The Pentagon and NATO denied the aircraft flew into Pakistan. NATO, which has soldiers in neighboring Afghanistan fighting supporters of the Taliban, said the helicopters received “small-arms fire” from a military border checkpoint. Pakistan’s president said the shots were warning “flares.”
“They’re just to make sure that they know they crossed the border line, Pakistani President Asif Ali Zardari told reporters today before meeting with US Secretary of State Condoleezza Rice in New York. “Sometimes the border is so mixed that they don’t realize that they crossed the border.
Pakistan’s military has blamed Afghan-based coalition forces led by the US for a Sept. 3 attack that killed seven civilians in the South Waziristan tribal region bordering Afghanistan.
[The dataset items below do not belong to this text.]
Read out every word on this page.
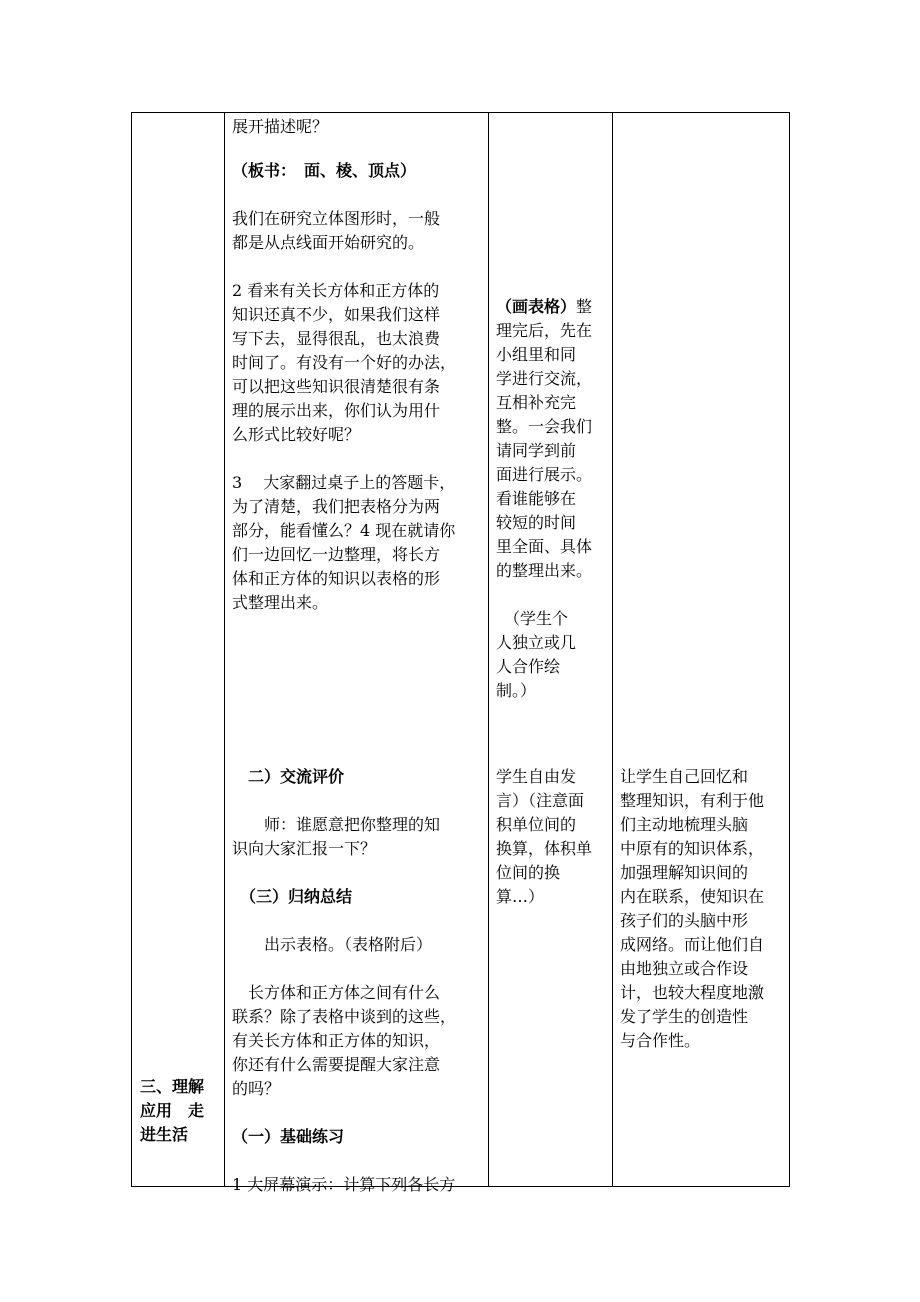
三、理解

应用　走

进生活

展开描述呢？

（板书：　面、棱、顶点）

我们在研究立体图形时，一般

都是从点线面开始研究的。

2 看来有关长方体和正方体的

知识还真不少，如果我们这样

写下去，显得很乱，也太浪费

时间了。有没有一个好的办法，

可以把这些知识很清楚很有条

理的展示出来，你们认为用什

么形式比较好呢？

3　 大家翻过桌子上的答题卡，

为了清楚，我们把表格分为两

部分，能看懂么？4 现在就请你

们一边回忆一边整理，将长方

体和正方体的知识以表格的形

式整理出来。

　二）交流评价

　　师：谁愿意把你整理的知

识向大家汇报一下？

　（三）归纳总结

　　出示表格。（表格附后）

　长方体和正方体之间有什么

联系？除了表格中谈到的这些，

有关长方体和正方体的知识，

你还有什么需要提醒大家注意

的吗？

（一）基础练习

1 大屏幕演示：计算下列各长方

（画表格）整

理完后，先在

小组里和同

学进行交流，

互相补充完

整。一会我们

请同学到前

面进行展示。

看谁能够在

较短的时间

里全面、具体

的整理出来。

　（学生个

人独立或几

人合作绘

制。）

学生自由发

言）（注意面

积单位间的

换算，体积单

位间的换

算…）

让学生自己回忆和

整理知识，有利于他

们主动地梳理头脑

中原有的知识体系，

加强理解知识间的

内在联系，使知识在

孩子们的头脑中形

成网络。而让他们自

由地独立或合作设

计，也较大程度地激

发了学生的创造性

与合作性。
The US is pressing Pakistan’s new government to be more aggressive in its war against terrorism, saying the South Asian nation isn’t doing enough to combat militancy in its tribal region, where Taliban and al-Qaeda are regrouping.
… The helicopters in today’s incident didn’t return the fire and “immediately contacted Pakistani authorities,” Pentagon spokesman Bryan Whitman told reporters today in Washington.
… “At no time did helicopters from NATO’s International Security Assistance Force cross into Pakistans airspace,” NATO said in a press release from Kabul. The North Atlantic Treaty Organization heads the ISAF in Afghanistan.
“ISAF forces and the Pakistani military are working together to resolve the matter, the release said.